Leaving the stage, Greg Davies describes his show tonight as one of the high points of his career.

Cracking Hammersmith Apollo is a significant marker and the gratitude is genuine. The 44-year-old's joy has been apparent all the way through, and even his practised corpsing has been taken to another level.

Despite the rather abortive final passage of Davies' second solo touring show, there's material here strong enough to be a pleasure to repeat, both from his perspective and ours.

Among his achievements, Davies shows how that old classic, the fart gag can be effectively reinvented in the right hands. His struggle to keep his decency while watching a religious procession in Spain is superbly built. Here, as with many instances in his first twenty minutes, Davies is the butt of his own jokes.

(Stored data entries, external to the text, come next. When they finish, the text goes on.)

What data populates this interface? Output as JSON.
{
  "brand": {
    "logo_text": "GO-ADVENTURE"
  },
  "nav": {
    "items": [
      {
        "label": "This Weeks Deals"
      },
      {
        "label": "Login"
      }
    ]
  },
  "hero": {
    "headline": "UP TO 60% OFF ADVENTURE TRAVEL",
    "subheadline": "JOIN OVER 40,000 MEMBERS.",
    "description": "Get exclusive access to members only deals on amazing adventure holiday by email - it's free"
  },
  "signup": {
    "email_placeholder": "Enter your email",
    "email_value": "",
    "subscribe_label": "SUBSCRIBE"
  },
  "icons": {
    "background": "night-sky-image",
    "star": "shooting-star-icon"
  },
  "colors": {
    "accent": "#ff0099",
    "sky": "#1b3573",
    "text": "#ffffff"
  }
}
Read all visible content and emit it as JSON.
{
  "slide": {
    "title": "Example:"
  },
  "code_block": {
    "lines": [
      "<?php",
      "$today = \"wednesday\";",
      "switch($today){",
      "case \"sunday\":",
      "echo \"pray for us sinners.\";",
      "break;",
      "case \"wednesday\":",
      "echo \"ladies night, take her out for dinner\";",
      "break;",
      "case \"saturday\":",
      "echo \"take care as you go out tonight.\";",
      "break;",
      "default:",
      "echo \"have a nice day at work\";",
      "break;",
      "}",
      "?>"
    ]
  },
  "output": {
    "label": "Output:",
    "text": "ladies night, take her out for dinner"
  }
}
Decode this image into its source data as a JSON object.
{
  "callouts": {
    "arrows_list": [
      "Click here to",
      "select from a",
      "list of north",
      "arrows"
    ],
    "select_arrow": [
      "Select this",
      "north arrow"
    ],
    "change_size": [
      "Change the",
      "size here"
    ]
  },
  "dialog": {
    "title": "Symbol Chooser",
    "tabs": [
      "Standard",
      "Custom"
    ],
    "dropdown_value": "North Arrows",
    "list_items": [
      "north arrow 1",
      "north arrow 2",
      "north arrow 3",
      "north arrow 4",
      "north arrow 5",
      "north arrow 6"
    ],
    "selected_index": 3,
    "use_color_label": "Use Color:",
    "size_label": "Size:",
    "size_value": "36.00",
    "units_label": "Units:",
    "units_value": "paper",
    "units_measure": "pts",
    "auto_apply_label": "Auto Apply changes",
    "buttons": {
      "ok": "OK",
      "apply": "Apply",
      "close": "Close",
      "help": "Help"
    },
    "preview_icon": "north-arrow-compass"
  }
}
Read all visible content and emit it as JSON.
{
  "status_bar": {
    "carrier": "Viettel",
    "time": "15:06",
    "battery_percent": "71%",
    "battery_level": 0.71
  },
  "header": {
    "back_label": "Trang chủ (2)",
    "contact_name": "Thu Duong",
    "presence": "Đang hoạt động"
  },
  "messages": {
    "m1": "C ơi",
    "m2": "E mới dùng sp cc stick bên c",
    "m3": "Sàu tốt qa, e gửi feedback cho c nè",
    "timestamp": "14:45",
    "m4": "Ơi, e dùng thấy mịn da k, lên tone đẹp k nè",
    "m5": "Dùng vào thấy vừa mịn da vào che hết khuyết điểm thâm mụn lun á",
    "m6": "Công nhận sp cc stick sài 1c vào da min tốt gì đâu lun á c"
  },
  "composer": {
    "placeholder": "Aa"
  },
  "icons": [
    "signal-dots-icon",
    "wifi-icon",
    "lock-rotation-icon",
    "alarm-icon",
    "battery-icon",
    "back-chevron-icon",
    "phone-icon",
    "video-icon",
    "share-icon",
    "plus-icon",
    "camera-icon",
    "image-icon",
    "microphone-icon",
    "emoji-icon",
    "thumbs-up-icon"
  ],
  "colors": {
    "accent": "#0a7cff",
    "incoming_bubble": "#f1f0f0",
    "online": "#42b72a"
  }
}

This sorry tale comes among a batch of scatological, slapstick and self-deprecating material that his character in The Inbetweeners, Mr Gilbert would have had no time for, from breaking a toilet to thwacking a friend with a family pack of pita breads.

"I was a real teacher, not just an eyebrow raising one", Davies reminds us tonight. His lesson here is that there's no such thing as normal, and he laments that there is an adult "filter" that comes into play after the babes and small children truth-telling stage has passed. However, it's a filter that can only give the pretence of normality. "We're hanging on to sanity by our fingertips" he says.

After all, what else but a petulant, bad-tempered and ill-advised outburst by Davies' teen angst-ridden and tormented (by him) sister could have seen off his family's would-be murderers during a holiday in Florida? This yarn makes a case for leaving the filter off occasionally and is one riposte to his mum's oft heard refrain to him of "it's not normal, love."

Sixty minutes of the eighty minute show work as a celebration of the abnormal, scoring the teacher-turned-comedian a more than passable 75%. The room for improvement is there because if the disjointed nature of the final routines.

Davies has held up rapt up to the 60 minute mark, but mixing things up at a late stage with a playlet about his mother's over anxious attitude towards a trip her son will be making to Nepal, followed by a frivolous closing ditty to call back the previous routines, feels like he's throwing in format extras surplus to requirement.